Healthcare providers and vendors who provide items and services to providers have many reasons to carefully evaluate their legal and financial risk. One reason might involve learning that the organization is being investigated by the federal government (for example, the OIG, CMS, or FBI). Alternatively, a staff member or vendor may tell the owner about questions regarding the documentation supporting the business’ billings. The provider/vendor needs to investigate the allegations, evaluate the legal and financial risk and take appropriate corrective action; otherwise, the risk of facing significant administrative, civil, or criminal sanctions can become very real.
Many organizations do not see a value in or have the resources to conduct an internal investigation and resist doing so. Conducting an internal investigation is sometimes viewed as an admission that something “wrong” and there is a “problem.” The obligation to and cost of fixing the “problem,” both financial and reputational to the organization and senior management, is another concern. Frequently, it also is difficult to demonstrate how internal investigations contribute to the “bottom line.”

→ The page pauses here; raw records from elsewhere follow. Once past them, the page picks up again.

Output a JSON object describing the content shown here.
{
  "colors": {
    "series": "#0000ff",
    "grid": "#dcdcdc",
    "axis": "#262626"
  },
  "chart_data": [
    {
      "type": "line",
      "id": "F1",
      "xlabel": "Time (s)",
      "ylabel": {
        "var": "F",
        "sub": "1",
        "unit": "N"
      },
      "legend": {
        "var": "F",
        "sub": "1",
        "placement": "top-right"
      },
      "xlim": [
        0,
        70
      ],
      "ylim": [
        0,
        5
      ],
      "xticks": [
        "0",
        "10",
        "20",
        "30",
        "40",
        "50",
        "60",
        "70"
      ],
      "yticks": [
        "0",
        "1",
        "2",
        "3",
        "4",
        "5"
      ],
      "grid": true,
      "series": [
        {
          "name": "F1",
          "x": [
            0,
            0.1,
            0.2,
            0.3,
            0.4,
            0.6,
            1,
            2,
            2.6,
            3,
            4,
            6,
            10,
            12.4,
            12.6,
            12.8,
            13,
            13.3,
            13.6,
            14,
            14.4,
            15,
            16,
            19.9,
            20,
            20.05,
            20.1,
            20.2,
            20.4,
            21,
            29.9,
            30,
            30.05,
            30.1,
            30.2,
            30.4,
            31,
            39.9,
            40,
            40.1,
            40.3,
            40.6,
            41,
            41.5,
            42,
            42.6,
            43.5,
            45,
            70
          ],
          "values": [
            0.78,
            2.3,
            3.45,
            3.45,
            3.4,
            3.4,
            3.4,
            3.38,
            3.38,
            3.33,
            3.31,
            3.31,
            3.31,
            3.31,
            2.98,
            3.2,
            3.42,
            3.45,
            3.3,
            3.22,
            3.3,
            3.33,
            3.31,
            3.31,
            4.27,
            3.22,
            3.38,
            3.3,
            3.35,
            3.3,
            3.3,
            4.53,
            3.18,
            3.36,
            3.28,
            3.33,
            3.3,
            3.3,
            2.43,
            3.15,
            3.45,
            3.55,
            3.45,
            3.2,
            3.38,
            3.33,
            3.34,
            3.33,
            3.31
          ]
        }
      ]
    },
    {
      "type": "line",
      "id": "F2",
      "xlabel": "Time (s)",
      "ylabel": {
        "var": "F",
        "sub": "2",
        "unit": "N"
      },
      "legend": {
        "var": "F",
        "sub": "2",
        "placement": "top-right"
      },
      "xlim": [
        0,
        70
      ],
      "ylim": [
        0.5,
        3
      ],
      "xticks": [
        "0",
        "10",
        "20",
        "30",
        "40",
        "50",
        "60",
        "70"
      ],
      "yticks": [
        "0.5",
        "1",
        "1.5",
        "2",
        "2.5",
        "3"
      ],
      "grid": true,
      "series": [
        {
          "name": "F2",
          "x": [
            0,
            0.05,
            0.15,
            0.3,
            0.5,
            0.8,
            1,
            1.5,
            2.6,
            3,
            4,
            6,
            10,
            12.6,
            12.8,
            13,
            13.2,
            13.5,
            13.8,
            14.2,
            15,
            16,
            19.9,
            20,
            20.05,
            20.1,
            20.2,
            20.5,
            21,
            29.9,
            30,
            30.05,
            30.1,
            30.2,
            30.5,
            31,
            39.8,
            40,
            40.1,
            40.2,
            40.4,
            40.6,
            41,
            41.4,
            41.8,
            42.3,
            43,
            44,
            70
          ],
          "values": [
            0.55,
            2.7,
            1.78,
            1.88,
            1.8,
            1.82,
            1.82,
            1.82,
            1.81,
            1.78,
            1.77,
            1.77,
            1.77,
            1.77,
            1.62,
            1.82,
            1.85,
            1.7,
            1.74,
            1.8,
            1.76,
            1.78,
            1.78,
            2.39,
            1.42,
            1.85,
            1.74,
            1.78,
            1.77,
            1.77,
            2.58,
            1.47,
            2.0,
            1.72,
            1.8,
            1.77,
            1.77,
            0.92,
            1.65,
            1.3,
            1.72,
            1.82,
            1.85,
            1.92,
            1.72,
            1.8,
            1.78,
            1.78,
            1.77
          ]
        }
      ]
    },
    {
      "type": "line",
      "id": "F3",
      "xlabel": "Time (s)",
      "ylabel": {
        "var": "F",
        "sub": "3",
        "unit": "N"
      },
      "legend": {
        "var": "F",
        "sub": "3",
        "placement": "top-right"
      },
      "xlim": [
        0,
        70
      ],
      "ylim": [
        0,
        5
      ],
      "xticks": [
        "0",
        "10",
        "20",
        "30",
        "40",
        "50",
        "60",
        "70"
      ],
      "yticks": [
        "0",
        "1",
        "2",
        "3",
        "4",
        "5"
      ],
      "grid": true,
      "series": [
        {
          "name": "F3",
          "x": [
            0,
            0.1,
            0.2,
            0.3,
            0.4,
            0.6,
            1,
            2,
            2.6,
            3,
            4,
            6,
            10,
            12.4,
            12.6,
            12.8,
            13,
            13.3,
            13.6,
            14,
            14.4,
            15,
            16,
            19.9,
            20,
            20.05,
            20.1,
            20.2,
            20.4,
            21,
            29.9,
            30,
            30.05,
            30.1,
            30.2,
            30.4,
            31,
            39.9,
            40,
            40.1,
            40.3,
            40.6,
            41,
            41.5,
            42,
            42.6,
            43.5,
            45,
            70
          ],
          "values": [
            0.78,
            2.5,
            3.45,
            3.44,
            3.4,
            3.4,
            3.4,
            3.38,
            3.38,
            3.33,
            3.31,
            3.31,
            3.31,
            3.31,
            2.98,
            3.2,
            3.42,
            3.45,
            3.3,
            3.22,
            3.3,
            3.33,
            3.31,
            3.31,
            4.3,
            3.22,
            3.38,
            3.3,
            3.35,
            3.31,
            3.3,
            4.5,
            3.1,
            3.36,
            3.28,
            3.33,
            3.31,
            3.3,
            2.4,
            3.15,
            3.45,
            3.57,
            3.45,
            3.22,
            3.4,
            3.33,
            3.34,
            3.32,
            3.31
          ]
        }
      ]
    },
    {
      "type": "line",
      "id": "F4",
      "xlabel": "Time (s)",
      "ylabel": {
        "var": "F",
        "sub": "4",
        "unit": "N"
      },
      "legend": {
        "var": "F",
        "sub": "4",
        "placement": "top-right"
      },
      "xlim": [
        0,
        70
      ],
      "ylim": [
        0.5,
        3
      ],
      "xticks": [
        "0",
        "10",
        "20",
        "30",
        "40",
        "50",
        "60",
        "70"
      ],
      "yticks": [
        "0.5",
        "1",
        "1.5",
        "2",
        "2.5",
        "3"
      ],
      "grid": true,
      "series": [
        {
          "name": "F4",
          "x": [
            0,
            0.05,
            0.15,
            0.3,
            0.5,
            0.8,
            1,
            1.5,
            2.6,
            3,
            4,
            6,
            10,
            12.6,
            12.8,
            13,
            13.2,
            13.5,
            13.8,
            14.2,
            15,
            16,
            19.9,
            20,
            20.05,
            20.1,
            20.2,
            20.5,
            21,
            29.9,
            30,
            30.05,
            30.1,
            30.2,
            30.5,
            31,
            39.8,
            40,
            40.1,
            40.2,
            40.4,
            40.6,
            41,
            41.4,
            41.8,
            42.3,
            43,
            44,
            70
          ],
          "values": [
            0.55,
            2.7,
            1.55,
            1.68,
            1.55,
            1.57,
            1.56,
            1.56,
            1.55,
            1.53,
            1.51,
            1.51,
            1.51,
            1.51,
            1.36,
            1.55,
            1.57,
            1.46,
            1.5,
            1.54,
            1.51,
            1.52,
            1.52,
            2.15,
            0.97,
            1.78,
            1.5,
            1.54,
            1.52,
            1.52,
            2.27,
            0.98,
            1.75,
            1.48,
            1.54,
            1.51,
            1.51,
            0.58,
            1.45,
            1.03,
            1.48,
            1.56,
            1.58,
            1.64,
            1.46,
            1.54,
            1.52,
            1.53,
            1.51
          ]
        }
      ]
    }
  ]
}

Every Medicare or Medicaid provider is expected to implement and maintain a compliance program that satisfies all 7 elements set out in the Federal Sentencing Guidelines. How sophisticated a practice’s compliance plan needs to be and the resources devoted to it should be a reflection of the size of the organization. Significantly, in order to satisfy at least 4 of the elements, a provider/vendor needs to be able to conduct effective internal investigations.
Although every internal investigation is different, there are common elements. Specifically, determining (i) the facts and identifying the associated risks; (ii) what happened and who was involved; and (iii) what needs to be done to rectify the situation.